Así en Cristo también el padecer se transforma en amor y el final de las cosas de este mundo se convierte en esperanza de resurrección y de salvación, como nos recuerda el autor del libro del Apocalipsis (cf. Ap 21, 4). Básicamente, para el cristiano también la enfermedad es un don grande de comunión, con el que Dios le hace partícipe de su plenitud del bien precisamente a través de la experiencia de su debilidad.
En realidad, la forma en la que vivimos el dolor nos habla de nuestra posibilidad de amar y de dejarse amar, de nuestra capacidad de dar sentido a las vicisitudes de la existencia a la luz de la caridad y de nuestra disponibilidad a acoger el límite como ocasiones de crecimiento y de redención 1. Es lo que subrayaba san Juan Pablo II cuando, a partir de su vivencia personal, indicaba el camino del sufrimiento como camino para abrirse a un amor más grande (cf. Carta Ap. Salvifici doloris, 20).
Finalmente, un último aspecto de la experiencia de la enfermedad que quisiera subrayar es que ésta nos enseña a vivir la solidaridad humana y cristiana, según el estilo de Dios que es cercanía, compasión y ternura. La parábola del buen Samaritano nos recuerda que inclinarse ante el dolor de los otros no es para el hombre una elección opcional, sino más bien una condición irrenunciable, tanto para su plena realización como persona como para la construcción de una sociedad inclusiva y verdaderamente orientada al bien común (cf. Carta Enc. Fratelli tutti, 67-68).

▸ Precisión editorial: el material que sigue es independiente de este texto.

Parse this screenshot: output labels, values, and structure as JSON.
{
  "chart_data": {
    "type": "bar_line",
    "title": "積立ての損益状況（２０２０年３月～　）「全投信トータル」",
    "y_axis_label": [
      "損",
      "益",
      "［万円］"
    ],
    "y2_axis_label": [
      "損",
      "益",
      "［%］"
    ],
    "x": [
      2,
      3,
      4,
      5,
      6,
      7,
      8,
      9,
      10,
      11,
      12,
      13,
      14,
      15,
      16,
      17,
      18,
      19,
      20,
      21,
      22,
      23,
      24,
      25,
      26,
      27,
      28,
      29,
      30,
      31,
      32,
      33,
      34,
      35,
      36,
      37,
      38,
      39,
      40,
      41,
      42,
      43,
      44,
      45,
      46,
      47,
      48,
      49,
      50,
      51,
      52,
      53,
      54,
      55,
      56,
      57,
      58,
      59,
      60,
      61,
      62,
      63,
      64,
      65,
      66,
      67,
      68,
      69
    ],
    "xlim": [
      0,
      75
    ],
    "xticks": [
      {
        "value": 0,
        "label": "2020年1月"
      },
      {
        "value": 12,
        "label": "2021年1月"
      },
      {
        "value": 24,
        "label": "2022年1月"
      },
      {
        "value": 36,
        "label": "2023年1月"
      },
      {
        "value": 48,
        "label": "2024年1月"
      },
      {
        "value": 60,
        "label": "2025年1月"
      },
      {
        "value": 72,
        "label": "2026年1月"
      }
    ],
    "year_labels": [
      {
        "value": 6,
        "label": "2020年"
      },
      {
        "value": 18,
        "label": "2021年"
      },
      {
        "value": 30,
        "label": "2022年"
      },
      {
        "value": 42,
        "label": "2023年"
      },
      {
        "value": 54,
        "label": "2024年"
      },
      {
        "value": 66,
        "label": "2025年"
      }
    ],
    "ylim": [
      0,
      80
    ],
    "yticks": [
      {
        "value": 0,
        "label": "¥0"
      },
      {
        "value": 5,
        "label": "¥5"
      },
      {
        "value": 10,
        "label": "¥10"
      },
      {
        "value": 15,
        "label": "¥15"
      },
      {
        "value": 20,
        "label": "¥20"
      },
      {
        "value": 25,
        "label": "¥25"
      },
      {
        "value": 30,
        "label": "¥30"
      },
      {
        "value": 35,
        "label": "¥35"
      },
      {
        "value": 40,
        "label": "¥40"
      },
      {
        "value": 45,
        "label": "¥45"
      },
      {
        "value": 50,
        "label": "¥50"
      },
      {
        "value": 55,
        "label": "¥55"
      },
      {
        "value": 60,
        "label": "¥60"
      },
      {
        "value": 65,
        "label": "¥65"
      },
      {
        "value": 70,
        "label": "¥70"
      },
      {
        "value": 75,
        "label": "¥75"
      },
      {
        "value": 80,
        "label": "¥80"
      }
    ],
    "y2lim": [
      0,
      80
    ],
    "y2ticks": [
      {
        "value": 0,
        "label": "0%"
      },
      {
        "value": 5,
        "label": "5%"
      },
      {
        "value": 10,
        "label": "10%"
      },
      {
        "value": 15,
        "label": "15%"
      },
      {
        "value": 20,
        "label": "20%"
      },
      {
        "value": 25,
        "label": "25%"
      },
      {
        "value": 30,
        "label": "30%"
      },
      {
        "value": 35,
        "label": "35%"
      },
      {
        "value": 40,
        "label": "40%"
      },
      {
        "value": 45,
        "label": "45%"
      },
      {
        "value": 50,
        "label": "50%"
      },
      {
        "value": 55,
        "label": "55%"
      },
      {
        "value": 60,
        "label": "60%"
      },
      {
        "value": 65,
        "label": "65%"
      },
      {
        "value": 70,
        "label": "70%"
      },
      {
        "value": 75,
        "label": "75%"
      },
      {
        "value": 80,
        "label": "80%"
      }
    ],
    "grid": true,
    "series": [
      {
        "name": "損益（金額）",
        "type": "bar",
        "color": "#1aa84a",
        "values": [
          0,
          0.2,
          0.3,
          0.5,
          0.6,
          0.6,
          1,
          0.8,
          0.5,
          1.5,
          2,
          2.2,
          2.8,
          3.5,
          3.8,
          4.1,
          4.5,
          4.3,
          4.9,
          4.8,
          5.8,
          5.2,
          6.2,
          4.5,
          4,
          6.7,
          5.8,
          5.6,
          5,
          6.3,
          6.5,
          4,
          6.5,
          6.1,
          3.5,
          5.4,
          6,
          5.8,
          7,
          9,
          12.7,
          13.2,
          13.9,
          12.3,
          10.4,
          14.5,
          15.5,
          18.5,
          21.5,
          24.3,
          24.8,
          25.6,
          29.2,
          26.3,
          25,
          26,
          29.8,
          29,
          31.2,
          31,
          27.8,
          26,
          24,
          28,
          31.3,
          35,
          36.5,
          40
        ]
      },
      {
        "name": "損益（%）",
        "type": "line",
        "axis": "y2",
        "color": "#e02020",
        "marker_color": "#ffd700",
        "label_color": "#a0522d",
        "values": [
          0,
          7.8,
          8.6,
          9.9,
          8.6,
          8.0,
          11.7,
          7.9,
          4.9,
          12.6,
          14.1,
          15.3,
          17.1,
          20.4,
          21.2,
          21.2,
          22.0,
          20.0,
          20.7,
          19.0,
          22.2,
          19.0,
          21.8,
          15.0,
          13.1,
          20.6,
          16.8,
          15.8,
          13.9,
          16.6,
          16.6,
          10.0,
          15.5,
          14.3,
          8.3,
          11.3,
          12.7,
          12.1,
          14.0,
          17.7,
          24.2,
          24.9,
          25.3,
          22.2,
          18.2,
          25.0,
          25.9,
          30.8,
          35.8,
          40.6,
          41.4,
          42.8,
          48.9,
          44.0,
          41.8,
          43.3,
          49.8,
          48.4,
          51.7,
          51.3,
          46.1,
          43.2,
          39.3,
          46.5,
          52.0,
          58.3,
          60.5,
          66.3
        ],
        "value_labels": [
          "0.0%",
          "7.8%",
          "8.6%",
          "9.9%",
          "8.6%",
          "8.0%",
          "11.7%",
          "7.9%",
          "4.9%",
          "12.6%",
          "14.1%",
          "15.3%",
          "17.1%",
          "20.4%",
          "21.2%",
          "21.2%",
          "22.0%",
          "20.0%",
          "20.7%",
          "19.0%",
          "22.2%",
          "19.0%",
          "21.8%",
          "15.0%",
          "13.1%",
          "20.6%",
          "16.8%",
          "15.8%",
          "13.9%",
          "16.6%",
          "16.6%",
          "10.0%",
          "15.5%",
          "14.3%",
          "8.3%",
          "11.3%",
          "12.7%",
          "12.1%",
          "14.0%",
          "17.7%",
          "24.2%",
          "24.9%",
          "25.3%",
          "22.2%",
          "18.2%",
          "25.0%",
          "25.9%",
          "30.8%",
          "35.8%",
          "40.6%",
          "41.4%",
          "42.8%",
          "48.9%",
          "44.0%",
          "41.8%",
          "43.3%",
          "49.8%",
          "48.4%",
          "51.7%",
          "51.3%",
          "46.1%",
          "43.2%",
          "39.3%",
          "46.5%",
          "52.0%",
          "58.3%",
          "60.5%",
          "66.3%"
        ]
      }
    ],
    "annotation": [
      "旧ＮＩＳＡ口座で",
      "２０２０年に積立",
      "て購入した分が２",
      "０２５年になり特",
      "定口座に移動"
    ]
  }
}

Queridos miembros de la Pontificia Comisión Bíblica, expreso a todos vosotros mi personal agradecimiento y aliento por el arduo trabajo que desarrolláis al servicio de la Palabra de Dios, mediante la investigación y la enseñanza. Vosotros os ocupáis de uno de los ámbitos más importantes de la inculturación de la fe, que es parte fundamental de la misión de la Iglesia. Pero recordad que vuestra obra crecerá mucho más, cuanto más sepáis acoger personalmente el misterio de la Encarnación en vuestra vida de fe.
Por eso os deseo una fecunda continuación de vuestro trabajo, invoco sobre vosotros la luz del Espíritu Santo y os bendigo de corazón. Y, por favor, no os olvidéis de rezar por mí. ¡Gracias!
1 Cf. Homilía con ocasión del Jubileo de los enfermos y de las personas discapacitadas, 12.VI.16.